De las especies de tonto, la suprema es una cierta clase de ignorancia sobre la que ha pensado la filosofía desde su nacimiento en las obras de Platón. Su figura se encuentra bien dibujada en El banquete, donde se relaciona con el amor al saber.
Sócrates dice en este diálogo que el dios Amor es hijo de Poros, el Recurso, y de Penía, por lo que no puede ser otra cosa que privación, miseria, carencia de hogar, rudeza y terquedad. El amor, en suma, es feo. Por eso ama la belleza, pues nadie ama lo que tiene ya.
Por eso también tiene que ser filósofo, porque, no siendo bello, desea ardientemente las cosas bellas y el saber es una de ellas. Los dioses, por el contrario, no son filósofos, pues son sabios. No pueden desear ser lo que ya son. Tampoco son filósofos los ignorantes, pero por el motivo opuesto, porque, para su mal, creen ser sabios sin serlo.

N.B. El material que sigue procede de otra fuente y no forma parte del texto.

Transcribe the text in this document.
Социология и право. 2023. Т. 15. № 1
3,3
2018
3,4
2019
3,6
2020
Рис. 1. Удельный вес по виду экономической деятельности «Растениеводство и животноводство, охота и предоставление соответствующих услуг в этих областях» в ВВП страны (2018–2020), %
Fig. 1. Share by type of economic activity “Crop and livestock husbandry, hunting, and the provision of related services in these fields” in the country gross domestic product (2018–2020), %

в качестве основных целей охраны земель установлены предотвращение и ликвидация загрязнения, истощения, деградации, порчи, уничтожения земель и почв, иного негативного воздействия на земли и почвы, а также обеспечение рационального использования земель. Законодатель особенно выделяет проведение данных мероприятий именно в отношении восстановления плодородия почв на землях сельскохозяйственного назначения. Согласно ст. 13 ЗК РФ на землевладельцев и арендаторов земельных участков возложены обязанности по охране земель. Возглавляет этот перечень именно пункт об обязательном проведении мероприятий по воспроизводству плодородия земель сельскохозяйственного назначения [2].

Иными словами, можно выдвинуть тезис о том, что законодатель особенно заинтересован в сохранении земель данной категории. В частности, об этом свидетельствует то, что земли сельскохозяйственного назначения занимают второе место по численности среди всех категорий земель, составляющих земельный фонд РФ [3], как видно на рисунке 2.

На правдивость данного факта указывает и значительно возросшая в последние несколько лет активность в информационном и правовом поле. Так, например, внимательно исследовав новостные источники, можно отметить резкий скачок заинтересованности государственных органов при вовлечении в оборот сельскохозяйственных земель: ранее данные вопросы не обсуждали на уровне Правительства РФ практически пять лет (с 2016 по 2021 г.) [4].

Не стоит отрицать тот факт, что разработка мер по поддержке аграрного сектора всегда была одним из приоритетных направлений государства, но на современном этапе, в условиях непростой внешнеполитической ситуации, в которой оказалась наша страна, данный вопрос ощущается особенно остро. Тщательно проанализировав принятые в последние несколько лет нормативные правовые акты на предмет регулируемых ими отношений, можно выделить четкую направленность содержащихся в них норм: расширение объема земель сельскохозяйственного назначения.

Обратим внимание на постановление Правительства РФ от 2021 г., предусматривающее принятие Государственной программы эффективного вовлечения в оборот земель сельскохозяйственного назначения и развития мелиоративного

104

En El banquete se afirma que el filósofo
-Se encuentra en el término medio entre la sabiduría y la ignorancia. Pues he aquí lo que sucede: ninguno de los dioses filosofa ni desea hacerse sabio, porque ya lo es, ni filosofa todo aquel que sea sabio. Pero a su vez los ignorantes ni filosofan ni desean hacerse sabios, pues en esto estriba el mal de la ignorancia: en no ser ni noble, ni bueno, ni sabio y tener la ilusión de serlo en grado suficiente. Así, el que no cree estar falto de nada no siente deseo de lo que no cree necesitar.
–Entonces, ¿quiénes son los que filosofan, Diotima –le dije yo–, si no son los sabios ni los ignorantes?
–Claro es ya incluso para un niño –respondió– que son los intermedios entre los unos y los otros, entre los cuales estará también el Amor. Pues es la sabiduría una de las cosas bellas y el Amor es amor respecto de lo bello, de suerte que es necesario que el Amor sea filósofo y, por ser filósofo, algo intermedio entre el sabio y el ignorante.
Está entre el saber y el no saber, entre el dios y el ignorante. Éste no sabe que lo es y por eso nunca será sabio. Es lo que dice Ortega mucho más tarde: la desgracia del tonto es que no lo sabe. Su mal es incurable. La diferencia entre él y el filósofo no es que éste sea sabio, sino que reconoce que no lo es. Ha reconocido la apariencia, la ha destruido y, ahora sí, puede adquirir el saber.
Aprender algo solo está al alcance de quien reconoce que su saber es aparente. Ahí surge el amor al saber. Es imposible que entre nada en la cabeza de quien no ha dado ese paso.
Para discutir con un ignorante habría que hacerle apearse de su ignorancia para así poder combatir a pie. Pero nunca se bajará del burro. Jamás se rendirá. Y, sea cual sea el asunto de que se trate, siempre se declarará vencedor. Y siempre encontrará muchos para confirmárselo.